Saturday, August 9, 2014

   

"Tretes Fall, Wonosalam"

Tretes Fall, Wonosalam

Kamis malam 31 Juli 2014, telepon saya berdering tanpa sempat saya jawab. Maklum, waktu itu saya tengah asyik melayani pelanggan pembeli kopi di Kedai Wani. Kemudian saya memutuskan untuk menelepon balik ke Eko, lantaran saya menganggapnya penting. Tanpa bisa bicara banyak saya minta dia untuk sms saja, saya tak dapat mendengarnya karena live music sedang berlangsung seru-serunya di Kedai Wani. Sms yang saya harapkan tak kunjung dikirim juga, penasaran akan berita yang Eko mau sampaikan, saya telepon lagi dia setelah pesanan semua pelanggan sudah saya bereskan.
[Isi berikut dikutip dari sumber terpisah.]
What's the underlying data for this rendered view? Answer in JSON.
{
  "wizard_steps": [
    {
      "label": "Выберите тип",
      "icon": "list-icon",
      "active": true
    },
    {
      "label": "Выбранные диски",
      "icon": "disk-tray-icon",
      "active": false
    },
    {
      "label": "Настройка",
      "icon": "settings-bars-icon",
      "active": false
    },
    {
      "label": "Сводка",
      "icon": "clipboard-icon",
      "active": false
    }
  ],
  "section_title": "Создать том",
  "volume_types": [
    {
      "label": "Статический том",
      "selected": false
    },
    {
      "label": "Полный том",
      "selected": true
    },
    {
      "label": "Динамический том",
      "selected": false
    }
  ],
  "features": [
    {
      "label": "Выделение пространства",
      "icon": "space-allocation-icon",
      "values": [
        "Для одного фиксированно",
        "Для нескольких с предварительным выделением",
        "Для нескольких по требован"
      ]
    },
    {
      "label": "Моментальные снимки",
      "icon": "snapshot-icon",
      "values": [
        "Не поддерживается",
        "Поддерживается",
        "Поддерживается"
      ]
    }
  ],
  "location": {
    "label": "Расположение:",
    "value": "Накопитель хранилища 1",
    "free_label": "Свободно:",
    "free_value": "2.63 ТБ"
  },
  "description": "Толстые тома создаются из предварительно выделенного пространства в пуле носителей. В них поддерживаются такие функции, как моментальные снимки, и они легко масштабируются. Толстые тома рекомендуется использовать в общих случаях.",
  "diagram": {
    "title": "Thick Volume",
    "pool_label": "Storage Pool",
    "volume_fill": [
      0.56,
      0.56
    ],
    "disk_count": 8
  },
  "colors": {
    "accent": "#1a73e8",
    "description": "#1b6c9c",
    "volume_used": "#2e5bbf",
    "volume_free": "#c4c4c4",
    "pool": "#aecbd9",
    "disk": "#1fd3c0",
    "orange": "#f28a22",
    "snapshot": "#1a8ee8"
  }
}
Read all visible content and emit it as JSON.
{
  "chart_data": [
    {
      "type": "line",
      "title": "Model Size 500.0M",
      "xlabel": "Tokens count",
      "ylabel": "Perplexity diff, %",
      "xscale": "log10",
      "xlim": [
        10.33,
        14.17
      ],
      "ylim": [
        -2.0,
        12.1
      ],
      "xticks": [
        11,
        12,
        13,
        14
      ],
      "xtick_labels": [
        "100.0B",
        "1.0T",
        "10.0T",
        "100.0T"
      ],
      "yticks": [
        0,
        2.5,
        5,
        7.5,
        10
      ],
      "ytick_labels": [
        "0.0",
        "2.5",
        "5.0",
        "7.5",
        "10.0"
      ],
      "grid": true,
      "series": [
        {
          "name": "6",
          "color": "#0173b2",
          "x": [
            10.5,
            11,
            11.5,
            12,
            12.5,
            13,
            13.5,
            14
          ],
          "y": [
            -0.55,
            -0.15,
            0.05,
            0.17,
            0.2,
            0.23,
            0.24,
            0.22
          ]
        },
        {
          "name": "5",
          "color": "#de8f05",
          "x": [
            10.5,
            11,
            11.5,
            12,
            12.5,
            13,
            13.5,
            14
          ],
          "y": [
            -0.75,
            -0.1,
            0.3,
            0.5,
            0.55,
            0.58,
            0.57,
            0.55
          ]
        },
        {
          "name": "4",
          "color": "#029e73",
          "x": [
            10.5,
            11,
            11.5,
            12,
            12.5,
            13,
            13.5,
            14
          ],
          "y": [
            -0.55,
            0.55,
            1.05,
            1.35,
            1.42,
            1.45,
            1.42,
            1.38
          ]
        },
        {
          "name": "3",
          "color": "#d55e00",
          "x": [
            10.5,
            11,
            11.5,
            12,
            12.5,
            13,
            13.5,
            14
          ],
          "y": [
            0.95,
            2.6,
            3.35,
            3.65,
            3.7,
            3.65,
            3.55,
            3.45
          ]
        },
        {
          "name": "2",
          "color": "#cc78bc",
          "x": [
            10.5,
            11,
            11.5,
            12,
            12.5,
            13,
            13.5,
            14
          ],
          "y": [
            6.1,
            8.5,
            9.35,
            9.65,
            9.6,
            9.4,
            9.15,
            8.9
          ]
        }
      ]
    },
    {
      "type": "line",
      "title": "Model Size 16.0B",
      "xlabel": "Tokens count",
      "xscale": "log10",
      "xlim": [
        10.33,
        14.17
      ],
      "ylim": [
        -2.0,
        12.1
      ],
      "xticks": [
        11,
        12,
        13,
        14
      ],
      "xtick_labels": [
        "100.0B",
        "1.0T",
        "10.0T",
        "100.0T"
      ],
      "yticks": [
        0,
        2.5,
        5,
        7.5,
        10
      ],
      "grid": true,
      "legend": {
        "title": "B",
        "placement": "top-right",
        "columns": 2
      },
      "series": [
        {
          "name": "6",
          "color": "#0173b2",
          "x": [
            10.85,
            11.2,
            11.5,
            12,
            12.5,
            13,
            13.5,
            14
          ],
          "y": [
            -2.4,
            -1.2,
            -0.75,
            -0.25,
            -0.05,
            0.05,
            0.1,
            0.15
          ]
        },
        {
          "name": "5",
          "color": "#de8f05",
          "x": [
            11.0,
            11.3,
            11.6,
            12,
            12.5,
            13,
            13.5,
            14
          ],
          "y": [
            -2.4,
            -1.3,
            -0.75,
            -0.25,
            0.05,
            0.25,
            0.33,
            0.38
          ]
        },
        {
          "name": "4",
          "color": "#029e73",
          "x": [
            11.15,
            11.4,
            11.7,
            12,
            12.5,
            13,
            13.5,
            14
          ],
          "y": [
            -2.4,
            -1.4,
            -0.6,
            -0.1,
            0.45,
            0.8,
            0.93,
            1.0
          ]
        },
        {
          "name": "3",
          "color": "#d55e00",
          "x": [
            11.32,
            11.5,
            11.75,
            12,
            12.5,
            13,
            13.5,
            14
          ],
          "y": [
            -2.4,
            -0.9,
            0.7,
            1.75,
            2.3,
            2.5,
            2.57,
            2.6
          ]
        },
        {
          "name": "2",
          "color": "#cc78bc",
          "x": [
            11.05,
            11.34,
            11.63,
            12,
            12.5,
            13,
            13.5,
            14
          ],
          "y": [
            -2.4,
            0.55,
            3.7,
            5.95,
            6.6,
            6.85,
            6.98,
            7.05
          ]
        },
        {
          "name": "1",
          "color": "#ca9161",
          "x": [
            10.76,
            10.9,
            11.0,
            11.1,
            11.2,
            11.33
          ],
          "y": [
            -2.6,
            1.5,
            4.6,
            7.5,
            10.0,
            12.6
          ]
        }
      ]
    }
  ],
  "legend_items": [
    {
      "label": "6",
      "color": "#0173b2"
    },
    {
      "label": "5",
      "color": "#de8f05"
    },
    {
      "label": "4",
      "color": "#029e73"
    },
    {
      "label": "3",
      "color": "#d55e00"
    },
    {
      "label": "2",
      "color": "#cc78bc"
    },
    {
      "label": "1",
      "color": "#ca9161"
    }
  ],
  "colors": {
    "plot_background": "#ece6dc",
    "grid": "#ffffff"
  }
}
Di ujung telepon Eko mengabarkan kalau dia dan kawan-kawan TAT (Travelistar Adventure Team) tengah merencanakan perjalanan menuju Air Terjun Tretes yang ada di Desa Pengajaran, Wonosalam, Jombang. Tanpa pikir panjang saya meng-iyakan ajakan mereka. Hanya saja, saya harus berangkat dari Surabaya di pagi buta, karena perjalanan akan dimulai dari Mojoagung sekitar jam 7 pagi.

Usai tutup Kedai, segera saya mencoba untuk mengistirahatkan tubuh biar dapat bangun subuh untuk sholat dan persiapan berangkat ke Mojoagung menemui mereka. Ah, namun nasib berkata lain, saya tak dapat tidur barang sedetikpun lantaran terlalu capek dan kepikiran trip yang akan kami lalui nanti. Terbayang-bayang perjalanan saya ke Air Terjun Tretes semasa SMP silam. Waktu itu saya masih kelas 2 SMP alias masih berumur cabe-cabean. 

Saya teringat suasana malam di desa Pengajaran bersama para kakak Pembina Pramuka. Dingin tapi asyik, malam itu juga kami melakukan dubbing suara untuk pementasan teater di sekolah SMP saya. Teringat juga perjalanan menyusuri hutan belantara Wonosalam yang terkenal masih asri dan hijau. Satu-satunya wilayah di Kabupaten Jombang yang berupa bukit dan pegunungan dengan Gunung Anjasmoro sebagai puncak tertingginya. Wilayah ini menjadi salah satu tujuan seorang naturalis asal Inggris bernama Wallace melakukan perjalanan penelitiannya di Indonesia untuk meneliti keanekaragaman hayati di wilayah ini, yang waktu itu masih bernama Neatherland East Indies. Hingga dia mengemukakan konsep Garis Walacea yang terkenal, yang membagi Wilayah Indonesia menjadi 3 bagian berdasarkan Keanekaragaman hayatinya.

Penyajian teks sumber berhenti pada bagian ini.